Eco-friendly synthesis of hierarchical heterostructured CsV3O8/V2O5 composite cathode: lattice stabilization and vanadium dissolution resistance for long-life aqueous zinc-ion batteries
摘要
Developing durable and high-capacity cathode materials is key to advancing aqueous zinc-ion batteries (ZIBs). Herein, we report a previously unreported hierarchical heterostructured CsV3O8/V2O5 composite (HH–CsVO/VO) cathode synthesized via a simple, eco-friendly and low energy ambient-temperature stirring method that avoids toxic solvents and high-temperature treatments. The incorporation of Cs+ ions into the VO framework induces significant lattice compression, compressive strain, and new V coordination environments, leading to mixed-valence V states (V5+/V4+/V3+), as confirmed by solid-state 51V nuclear magnetic resonance (NMR) spectroscopy and ex-situ X-ray photoelectron spectroscopy (XPS) analyses. This structural modulation is accompanied by band gap narrowing (2.71 → 2.19 eV) and a reduced work function (5.00 → 4.14 eV), enhancing redox kinetics and Zn²⁺ intercalation pathways. Raman and Fourier-transform infrared spectroscopy analyses reveal Cs-induced lattice distortion and compressive strain, while ultraviolet photoelectron spectroscopy confirms interfacial electronic modulation. Ex-situ X-ray diffraction and XPS demonstrate highly reversible phase evolution and structural stability during cycling.

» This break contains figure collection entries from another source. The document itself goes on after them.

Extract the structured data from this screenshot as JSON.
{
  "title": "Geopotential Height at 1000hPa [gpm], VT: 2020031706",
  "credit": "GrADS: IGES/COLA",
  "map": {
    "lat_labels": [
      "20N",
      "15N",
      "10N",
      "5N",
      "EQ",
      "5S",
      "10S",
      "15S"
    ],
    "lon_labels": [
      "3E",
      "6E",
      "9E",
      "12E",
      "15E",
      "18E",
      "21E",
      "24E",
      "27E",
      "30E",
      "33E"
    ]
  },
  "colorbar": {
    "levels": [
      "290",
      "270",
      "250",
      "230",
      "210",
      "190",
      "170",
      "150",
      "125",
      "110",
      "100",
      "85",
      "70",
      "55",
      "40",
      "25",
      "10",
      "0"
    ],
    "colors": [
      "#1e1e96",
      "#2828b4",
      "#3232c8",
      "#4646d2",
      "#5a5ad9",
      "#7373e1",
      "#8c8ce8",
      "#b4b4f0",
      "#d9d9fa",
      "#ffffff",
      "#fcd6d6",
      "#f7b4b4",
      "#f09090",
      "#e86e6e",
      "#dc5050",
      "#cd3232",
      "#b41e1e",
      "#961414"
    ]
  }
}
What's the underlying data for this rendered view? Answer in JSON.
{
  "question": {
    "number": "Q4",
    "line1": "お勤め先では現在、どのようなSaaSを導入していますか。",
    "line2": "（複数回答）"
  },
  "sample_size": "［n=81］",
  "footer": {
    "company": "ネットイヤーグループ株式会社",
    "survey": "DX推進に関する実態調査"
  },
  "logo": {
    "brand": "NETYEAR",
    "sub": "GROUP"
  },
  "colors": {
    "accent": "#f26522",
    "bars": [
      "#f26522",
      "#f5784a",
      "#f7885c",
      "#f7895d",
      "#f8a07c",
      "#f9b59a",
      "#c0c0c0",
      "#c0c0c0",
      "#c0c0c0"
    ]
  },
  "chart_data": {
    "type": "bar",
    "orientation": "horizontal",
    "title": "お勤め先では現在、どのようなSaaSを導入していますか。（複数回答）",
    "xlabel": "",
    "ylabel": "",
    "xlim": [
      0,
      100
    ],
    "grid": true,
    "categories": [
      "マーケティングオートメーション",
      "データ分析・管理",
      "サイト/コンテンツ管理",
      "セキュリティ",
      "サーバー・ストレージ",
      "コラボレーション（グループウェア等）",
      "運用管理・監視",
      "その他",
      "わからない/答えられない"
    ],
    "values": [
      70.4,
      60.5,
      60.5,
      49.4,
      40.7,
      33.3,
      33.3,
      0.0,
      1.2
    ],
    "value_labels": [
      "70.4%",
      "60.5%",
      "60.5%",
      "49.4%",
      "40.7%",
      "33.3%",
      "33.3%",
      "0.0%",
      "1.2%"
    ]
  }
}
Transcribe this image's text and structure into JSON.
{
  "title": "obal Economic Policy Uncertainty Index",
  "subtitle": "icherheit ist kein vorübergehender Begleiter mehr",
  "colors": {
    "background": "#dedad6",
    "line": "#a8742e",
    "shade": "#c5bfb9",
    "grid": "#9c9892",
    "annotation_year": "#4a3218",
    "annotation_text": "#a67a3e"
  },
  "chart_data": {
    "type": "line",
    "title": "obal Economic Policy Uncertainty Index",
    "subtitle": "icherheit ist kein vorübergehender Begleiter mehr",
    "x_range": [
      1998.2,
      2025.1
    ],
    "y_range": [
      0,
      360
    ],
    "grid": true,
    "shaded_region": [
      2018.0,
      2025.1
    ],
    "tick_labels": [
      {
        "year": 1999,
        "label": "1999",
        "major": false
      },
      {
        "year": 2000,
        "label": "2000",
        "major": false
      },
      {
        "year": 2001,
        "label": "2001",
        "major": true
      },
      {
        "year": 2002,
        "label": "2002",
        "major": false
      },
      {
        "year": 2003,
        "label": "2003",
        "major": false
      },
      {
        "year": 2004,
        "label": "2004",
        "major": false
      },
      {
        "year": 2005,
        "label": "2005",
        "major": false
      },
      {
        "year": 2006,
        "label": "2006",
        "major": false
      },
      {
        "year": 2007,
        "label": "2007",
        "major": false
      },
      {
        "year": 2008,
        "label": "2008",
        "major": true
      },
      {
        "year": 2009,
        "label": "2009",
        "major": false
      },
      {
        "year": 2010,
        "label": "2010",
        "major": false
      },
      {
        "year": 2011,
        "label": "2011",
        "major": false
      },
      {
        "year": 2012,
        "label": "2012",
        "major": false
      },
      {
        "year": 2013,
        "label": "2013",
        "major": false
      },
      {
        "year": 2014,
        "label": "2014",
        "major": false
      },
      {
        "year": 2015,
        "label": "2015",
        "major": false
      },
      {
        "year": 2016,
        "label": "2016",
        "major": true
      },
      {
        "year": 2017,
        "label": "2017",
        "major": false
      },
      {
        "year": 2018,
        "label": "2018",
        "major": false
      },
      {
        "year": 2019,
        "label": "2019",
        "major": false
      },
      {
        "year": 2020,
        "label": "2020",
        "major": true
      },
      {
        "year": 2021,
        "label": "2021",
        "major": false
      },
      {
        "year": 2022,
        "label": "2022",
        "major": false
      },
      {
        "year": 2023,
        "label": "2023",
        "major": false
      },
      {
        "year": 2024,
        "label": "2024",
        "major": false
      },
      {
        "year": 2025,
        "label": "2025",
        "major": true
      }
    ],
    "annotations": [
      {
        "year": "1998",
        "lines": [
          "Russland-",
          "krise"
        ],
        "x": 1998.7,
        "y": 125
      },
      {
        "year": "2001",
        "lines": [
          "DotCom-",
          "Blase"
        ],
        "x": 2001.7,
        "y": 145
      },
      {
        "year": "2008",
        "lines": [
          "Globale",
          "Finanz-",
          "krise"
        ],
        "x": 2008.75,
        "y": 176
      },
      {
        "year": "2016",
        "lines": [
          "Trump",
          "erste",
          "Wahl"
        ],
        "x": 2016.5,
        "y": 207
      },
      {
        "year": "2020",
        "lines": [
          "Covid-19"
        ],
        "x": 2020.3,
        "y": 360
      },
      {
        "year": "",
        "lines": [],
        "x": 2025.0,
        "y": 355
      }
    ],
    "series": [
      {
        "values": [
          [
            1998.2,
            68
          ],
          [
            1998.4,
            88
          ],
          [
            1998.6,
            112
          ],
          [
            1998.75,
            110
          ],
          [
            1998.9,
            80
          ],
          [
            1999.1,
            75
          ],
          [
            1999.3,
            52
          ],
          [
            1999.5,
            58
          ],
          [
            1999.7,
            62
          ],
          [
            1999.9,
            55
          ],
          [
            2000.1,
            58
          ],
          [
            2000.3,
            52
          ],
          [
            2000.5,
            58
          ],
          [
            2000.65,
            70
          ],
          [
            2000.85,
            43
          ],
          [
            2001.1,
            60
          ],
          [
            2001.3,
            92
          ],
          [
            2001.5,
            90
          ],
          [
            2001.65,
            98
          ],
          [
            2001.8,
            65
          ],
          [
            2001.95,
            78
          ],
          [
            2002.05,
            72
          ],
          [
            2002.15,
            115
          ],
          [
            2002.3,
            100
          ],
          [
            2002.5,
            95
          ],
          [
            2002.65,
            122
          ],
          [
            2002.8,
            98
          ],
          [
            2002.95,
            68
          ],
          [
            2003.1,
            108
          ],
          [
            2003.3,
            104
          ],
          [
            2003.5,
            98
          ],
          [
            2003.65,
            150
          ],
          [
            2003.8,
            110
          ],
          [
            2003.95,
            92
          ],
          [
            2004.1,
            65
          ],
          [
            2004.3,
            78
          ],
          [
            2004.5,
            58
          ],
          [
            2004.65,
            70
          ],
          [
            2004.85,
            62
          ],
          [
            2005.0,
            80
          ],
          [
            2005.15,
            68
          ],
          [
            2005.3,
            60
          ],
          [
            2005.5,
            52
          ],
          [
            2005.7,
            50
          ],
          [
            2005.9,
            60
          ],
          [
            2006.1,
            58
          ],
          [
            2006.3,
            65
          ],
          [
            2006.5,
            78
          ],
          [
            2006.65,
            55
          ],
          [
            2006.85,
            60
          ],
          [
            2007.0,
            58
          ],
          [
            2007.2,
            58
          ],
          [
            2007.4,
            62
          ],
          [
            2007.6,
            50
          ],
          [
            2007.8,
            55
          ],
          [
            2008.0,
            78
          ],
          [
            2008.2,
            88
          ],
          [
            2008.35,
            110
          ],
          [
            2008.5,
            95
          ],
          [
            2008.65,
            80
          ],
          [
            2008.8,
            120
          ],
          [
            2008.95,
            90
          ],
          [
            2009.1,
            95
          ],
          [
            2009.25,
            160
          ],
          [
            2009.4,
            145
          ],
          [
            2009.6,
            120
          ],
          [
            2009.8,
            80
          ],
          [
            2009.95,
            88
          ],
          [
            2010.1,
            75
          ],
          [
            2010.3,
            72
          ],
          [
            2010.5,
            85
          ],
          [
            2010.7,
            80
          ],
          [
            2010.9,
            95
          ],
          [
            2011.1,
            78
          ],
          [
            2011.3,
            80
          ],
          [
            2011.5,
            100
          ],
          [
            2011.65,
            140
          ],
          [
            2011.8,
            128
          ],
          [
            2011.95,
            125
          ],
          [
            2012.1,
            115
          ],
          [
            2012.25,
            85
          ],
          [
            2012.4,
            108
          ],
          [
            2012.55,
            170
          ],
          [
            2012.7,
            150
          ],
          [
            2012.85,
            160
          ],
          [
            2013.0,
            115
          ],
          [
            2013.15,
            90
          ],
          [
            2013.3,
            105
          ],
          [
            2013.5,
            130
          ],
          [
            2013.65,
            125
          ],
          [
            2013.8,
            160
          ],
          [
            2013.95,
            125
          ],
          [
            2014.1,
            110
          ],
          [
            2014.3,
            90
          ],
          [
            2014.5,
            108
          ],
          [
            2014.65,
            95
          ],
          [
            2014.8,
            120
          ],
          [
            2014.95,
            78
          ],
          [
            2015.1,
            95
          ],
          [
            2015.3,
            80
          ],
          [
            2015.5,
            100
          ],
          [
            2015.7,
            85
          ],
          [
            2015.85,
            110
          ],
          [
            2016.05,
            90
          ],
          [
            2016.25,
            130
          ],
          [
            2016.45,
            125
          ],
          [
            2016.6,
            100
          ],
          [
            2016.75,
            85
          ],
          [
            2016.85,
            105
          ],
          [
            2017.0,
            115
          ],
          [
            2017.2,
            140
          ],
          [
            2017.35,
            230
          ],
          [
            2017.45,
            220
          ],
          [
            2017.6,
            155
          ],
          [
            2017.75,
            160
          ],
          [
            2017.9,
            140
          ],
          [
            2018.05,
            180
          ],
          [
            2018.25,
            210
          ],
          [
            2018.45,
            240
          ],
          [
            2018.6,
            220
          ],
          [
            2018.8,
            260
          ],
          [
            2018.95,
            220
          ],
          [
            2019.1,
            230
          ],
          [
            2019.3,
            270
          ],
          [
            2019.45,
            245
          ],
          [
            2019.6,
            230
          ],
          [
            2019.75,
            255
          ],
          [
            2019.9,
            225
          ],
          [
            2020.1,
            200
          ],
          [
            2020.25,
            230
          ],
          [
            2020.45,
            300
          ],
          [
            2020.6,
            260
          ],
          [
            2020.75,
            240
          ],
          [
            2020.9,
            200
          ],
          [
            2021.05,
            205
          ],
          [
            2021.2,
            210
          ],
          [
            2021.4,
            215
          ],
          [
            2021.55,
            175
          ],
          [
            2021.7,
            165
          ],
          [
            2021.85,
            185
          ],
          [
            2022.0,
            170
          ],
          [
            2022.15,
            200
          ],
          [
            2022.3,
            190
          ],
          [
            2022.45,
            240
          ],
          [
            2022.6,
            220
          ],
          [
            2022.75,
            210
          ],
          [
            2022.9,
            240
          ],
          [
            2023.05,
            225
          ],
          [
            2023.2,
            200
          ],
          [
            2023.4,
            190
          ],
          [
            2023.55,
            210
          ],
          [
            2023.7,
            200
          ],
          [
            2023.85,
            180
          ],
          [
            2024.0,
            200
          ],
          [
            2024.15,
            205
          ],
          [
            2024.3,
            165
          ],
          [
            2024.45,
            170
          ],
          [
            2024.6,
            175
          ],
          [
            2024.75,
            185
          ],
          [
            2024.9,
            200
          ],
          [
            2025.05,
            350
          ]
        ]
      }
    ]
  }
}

The HH–CsVO/VO electrode delivers a high reversible capacity of 482.7 mAh g− 1 after 200 cycles at 0.3 A g− 1 and maintains 240.63 mAh g− 1 after 3000 cycles at 3 A g− 1, outperforming pristine VO. Notably, the composite exhibits suppressed voltage polarization and significantly reduced V dissolution, supported by immersion tests and stable cycling. Although Cs–O bonding is not vibrationally active, it is proposed to stabilize vanadyl surface groups and limit dissolution. This work highlights how interfacial engineering and electronic modulation, achieved through green chemistry, can enable high-performance aqueous ZIB cathodes.